Parents, caregivers and children can use mindfulness anytime they need to relax or center their thoughts.
Three Ways to Practice Mindfulness
- Yoga is a good way to introduce younger kids to mindfulness. Try this Yoga for Beginners video. It’s family-friendly and great for all ages.
- Five Senses is an educational relaxation and focusing exercise that helps kids learn how their senses work. Parents can coach Five Senses. Start by asking questions like,” What do you use your ears for?” or “What does your nose help you to do?” This helps heighten awareness and encourages us to be present in our current environment.
- Awareness/relaxation is another way to focus on what our bodies are doing and strengthen self-awareness. “This practice works for older children and youth, too,” says Akinmoladun. For example, someone can start by asking, “What are your feet and toes doing right now?” or “What are you doing with your arms?”
Ease Back Into Life After COVID-19
Your family mental health toolkit should include post-pandemic plans. Akinmoladun has seen an increase in social anxiety among pre-teen and teen youth. “Some kids may be nervous about returning to in-person school,” she says.
“I tell families to look forward to school orientations. Walkthrough the building with your children and offer positive words of encouragement,” she continues.
Coach kids through mindfulness to help them breathe and relax. “Constantly stress how important it is to be present and self-aware.” When they start to feel anxious, remind them that others feel the same way they do. They are not alone.”
Families can support one another by having frequent check-in conversations. “Ask how everyone is doing and how they are feeling,” says Akinmoladun.
“Parents can reintroduce friends who have been apart for the last year.” Akinmoladun suggests starting slow. “Consider a play date or field trip with a small group to help your child relax and feel comfortable.”
Don’t Neglect Self-Care
Parent and caregiver well-being is an important part of family mental health too! Akinmoladun urges caregivers to make time for self-care. “Some parents are still working from home and it can be hard to get away,” she says. “Schedule time to get out of the house. Take a walk or head to the gym for a good workout.”
When you can’t get out, take a break at your desk, grab a coloring book or read a good book to relax.
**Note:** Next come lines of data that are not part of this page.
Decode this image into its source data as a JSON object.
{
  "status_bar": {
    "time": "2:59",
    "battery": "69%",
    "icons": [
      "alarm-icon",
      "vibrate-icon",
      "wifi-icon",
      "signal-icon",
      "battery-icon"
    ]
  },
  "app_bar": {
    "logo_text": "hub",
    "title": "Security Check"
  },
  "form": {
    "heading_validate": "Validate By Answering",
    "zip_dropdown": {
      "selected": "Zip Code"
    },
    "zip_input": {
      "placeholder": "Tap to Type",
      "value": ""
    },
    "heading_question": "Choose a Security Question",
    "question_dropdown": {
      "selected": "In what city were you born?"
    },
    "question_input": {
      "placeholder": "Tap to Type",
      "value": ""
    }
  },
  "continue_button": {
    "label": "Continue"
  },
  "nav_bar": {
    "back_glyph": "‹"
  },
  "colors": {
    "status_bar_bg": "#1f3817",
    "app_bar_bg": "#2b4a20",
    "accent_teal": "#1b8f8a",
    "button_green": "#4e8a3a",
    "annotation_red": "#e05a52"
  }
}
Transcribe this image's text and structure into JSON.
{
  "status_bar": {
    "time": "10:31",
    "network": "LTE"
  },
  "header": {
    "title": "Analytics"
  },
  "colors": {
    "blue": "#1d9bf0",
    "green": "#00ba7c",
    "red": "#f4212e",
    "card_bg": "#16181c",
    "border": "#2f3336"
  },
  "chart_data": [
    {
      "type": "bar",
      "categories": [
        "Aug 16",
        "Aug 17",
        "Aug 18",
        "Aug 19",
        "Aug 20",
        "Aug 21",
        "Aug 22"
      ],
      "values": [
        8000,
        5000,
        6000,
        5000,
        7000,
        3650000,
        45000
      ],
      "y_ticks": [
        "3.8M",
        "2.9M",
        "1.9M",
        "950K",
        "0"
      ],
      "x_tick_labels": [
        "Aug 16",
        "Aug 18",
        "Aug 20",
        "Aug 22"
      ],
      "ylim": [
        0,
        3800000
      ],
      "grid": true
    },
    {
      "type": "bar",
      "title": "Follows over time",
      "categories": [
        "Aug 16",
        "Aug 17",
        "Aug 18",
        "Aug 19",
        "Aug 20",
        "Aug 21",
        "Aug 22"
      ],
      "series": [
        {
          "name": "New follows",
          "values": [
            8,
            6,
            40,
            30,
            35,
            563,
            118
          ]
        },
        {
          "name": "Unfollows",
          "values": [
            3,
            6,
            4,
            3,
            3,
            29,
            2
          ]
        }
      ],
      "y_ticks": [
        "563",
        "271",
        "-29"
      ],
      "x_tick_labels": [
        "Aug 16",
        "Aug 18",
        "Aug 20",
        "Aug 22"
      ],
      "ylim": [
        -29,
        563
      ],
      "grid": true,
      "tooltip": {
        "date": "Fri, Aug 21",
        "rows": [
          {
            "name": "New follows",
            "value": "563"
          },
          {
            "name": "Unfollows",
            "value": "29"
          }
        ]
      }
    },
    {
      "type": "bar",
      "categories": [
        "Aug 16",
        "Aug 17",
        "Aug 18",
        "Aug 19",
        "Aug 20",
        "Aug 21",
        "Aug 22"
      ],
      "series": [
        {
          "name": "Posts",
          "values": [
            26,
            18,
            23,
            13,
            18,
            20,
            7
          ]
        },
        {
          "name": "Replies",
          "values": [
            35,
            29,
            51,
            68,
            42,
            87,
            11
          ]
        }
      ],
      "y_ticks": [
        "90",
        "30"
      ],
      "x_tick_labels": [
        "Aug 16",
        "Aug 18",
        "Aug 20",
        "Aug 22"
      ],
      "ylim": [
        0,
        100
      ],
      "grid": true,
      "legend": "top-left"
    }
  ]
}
If you’re home with young children, set aside time during the day or after their bedtime.
How KVC Nebraska Helps Improve Family Mental Health
Our Outpatient Therapy program provides in-home services to children ages 0 to 19 and their caregivers to promote mental wellness, social and emotional well-being, and positive caregiver-child relationships. We work to meet the needs of children, adolescents and adults so they feel safe and connected to each other and their communities.
“Therapists will meet families where they are in their homes,” Akinmoladun explains. “The new program will be child and youth-focused. Our goal is to help children and youth manage their mental health and give them tools to help cope.”
“We are here to be a ray of hope and light in their lives.”